Under the Growth pillar within the IDA’s Growth Strategy, the IDA aim to target 800 investments in sectors such as Technology, Engineering and MedTech. This will involve attracting new multinational companies to locate their operations in Ireland, creating the ‘next generation’ of FDI. The IDA will also need to bolster the strength of existing international businesses in Ireland to fully achieve the objectives under the Growth pillar. This success of this pillar will also be impacted by the RDTC which is a major pull factor for companies considering coming to Ireland and for existing companies thinking about expanding their reach. The Irish regime at least matches international benchmarks and is among one of the most attractive regimes in respect of certain elements (i.e. the scope of qualifying expenditure and by allowing companies to carry forward benefits indefinitely).
The Transformation pillar focuses on improving existing mandates in Ireland. Success in this pillar will result in driving further innovation and promoting the creation of high-paying jobs. One of the ways in which the IDA aim to achieve this is by funding additional training and upskilling programmes for their client’s employees through grant aid. The Irish Government support a range of grant initiatives through the IDA and Enterprise Ireland, which in addition to the RDTC, will be sought out by companies seeking to become more innovative.

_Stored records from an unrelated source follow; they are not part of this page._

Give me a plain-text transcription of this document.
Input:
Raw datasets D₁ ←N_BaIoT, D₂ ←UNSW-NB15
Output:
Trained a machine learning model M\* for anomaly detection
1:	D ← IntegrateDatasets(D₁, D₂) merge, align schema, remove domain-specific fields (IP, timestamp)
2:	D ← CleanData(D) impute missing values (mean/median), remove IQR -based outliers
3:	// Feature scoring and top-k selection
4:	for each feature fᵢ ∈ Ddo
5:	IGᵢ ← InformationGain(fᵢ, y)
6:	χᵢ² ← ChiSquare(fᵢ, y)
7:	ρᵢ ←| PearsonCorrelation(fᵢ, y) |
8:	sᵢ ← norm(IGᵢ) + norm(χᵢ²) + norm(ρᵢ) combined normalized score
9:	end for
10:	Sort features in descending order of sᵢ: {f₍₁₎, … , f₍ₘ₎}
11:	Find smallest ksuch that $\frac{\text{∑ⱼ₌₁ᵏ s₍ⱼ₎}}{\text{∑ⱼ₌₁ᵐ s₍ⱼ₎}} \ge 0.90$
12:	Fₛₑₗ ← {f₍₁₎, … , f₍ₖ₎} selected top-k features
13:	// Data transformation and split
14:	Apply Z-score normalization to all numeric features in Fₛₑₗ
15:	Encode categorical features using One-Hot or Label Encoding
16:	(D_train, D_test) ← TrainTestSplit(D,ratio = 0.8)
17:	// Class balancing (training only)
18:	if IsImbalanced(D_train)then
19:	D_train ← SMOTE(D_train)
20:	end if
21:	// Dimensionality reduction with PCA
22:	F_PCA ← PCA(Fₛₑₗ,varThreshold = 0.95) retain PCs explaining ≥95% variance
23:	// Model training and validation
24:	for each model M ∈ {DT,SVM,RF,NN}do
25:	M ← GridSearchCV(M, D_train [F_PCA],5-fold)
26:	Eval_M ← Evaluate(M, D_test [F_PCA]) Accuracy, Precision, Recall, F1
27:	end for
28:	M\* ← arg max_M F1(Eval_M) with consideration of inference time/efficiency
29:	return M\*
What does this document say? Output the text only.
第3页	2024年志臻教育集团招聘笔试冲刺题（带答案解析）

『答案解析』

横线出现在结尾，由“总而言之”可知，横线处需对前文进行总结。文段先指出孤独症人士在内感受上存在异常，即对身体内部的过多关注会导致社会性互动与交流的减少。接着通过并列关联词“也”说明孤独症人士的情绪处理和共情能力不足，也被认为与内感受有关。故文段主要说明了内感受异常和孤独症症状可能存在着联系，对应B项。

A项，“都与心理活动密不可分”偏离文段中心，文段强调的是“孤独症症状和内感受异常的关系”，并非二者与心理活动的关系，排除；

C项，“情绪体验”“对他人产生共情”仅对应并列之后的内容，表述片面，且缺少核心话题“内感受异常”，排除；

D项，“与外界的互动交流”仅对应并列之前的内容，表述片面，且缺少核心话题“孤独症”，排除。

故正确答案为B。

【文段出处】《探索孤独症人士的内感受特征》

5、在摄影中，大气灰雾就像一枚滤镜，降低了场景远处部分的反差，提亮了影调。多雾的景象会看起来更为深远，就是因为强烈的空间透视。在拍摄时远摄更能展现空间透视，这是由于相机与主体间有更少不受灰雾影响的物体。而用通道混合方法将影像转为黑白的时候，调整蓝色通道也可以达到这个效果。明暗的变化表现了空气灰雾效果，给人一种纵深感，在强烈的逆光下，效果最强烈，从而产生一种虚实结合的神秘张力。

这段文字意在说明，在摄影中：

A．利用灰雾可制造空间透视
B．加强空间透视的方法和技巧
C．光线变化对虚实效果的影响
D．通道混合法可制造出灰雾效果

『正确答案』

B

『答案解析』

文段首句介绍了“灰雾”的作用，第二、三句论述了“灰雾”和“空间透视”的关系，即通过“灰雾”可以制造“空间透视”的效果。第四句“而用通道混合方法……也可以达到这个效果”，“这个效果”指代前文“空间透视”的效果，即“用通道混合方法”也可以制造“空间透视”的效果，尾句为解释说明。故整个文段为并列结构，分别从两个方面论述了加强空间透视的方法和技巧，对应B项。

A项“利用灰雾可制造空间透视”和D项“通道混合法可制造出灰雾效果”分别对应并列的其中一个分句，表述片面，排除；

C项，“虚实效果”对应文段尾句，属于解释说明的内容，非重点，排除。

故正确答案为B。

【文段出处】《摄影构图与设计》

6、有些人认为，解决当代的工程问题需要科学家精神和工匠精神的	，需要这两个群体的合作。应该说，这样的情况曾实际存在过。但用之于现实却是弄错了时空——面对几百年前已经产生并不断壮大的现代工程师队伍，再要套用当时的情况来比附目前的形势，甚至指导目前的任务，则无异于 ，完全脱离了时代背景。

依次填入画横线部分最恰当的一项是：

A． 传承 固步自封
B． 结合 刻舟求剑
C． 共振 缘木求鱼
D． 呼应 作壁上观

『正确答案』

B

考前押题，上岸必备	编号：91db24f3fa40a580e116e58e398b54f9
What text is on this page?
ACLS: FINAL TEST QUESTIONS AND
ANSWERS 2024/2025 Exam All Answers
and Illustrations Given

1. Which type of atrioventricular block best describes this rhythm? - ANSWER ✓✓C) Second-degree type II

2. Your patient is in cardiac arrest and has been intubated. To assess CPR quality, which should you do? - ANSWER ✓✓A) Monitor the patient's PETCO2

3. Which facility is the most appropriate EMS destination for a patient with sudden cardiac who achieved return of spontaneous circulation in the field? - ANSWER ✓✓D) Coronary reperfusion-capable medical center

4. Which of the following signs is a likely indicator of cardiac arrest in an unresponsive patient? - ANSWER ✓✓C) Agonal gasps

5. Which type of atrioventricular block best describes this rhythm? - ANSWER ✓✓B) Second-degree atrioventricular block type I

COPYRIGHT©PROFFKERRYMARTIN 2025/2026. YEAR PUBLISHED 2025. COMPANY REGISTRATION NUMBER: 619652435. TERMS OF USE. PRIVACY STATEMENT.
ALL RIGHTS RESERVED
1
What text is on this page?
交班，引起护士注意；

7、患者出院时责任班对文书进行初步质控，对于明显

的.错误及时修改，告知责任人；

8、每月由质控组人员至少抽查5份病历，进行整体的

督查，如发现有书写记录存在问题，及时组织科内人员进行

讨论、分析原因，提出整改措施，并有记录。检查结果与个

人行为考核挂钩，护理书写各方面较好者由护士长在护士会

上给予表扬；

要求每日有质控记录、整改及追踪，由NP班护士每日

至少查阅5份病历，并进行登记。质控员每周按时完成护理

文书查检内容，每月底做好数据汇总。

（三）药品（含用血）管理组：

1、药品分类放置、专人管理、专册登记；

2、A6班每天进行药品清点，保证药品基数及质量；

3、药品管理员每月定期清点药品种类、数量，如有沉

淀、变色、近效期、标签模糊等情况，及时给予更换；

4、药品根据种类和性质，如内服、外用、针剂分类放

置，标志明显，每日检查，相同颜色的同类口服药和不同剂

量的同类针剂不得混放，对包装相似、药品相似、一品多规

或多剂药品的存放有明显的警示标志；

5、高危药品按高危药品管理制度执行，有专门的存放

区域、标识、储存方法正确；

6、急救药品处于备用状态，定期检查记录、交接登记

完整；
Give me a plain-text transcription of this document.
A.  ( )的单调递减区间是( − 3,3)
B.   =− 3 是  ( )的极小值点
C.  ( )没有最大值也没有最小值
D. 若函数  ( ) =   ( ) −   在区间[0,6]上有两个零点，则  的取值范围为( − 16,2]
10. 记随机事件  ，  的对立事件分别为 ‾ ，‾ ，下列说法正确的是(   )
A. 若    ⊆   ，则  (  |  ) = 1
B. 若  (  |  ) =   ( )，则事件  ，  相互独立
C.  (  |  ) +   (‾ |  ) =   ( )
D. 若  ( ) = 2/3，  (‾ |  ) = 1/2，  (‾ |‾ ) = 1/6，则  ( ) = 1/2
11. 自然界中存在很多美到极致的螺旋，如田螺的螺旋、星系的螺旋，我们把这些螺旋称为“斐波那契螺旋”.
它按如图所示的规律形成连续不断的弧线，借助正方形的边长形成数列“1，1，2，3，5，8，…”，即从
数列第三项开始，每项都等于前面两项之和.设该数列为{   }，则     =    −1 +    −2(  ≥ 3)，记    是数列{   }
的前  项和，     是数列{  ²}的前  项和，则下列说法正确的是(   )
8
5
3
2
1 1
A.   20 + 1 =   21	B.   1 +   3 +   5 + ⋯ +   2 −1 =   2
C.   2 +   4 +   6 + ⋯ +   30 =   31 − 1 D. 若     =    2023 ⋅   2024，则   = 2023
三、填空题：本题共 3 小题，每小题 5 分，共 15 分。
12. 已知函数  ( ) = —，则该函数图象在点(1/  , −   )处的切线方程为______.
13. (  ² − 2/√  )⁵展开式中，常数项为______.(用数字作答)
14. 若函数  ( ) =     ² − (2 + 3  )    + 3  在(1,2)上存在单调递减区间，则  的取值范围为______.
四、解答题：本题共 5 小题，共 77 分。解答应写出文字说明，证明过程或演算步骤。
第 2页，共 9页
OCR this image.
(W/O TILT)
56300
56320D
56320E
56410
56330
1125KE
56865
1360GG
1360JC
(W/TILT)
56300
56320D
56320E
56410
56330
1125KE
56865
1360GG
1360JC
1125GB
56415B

The Regions pillar highlights the importance of partnering with existing clients throughout different regions to expand their business through innovation. The IDA highlights the importance of supporting development in all regions and trying to increase client expenditure within these locations. They mention that clients in regional locations had €1.3bn in-house R&D expenditure.
Sustainability in business is becoming increasingly more important with each passing day. The IDA under their fourth pillar addresses ‘sustainability’. They commit to endorse sustainable finance and are hoping to support approximately 60 client sustainability investments during the four-year period.
The final pillar from the IDA’s strategy refers to Impact. This pillar lays out a plan to increase Irish economic expenditure by 20%. The IDA also discuss the need to expand linkages between IDA clients and Irish SMEs through clusters and R&D joint ventures. The IDA will be supporting cumulative client RD&I investments of €3.8bn out to 2024. This ambitious target for RD&I investments will be paramount to achieving the increased expenditure goal, which will have positive knock-on effects throughout the Irish economy.
To give some context to the IDA’s ambitions, Ireland spent just over €4bn in 2019 on Gross Expenditure on R&D, which includes all public and private R&D expenditure. While Ireland ranks below the EU average when it comes to benchmarking its total expenditure on R&D, interestingly the R&D expenditure undertaken by the business sector in Ireland (73%) is ahead of the current EU average (66%). The business sector in Ireland also employs 60% of all those engaged in R&D activity, with the balance being employed by the Higher Education sector and the Government sector.
This indicates that incentives such as the R&D tax credit, which are available to the business sector, are critical to enabling both the IDA to achieve its growth strategy and Ireland to achieve the vision outlined by Ministers Leo Varadkar and Simon Harris. We rely heavily on the business sector to engage in R&D and ensuring they remain focused in locating future R&D activity on these shores is more important than ever.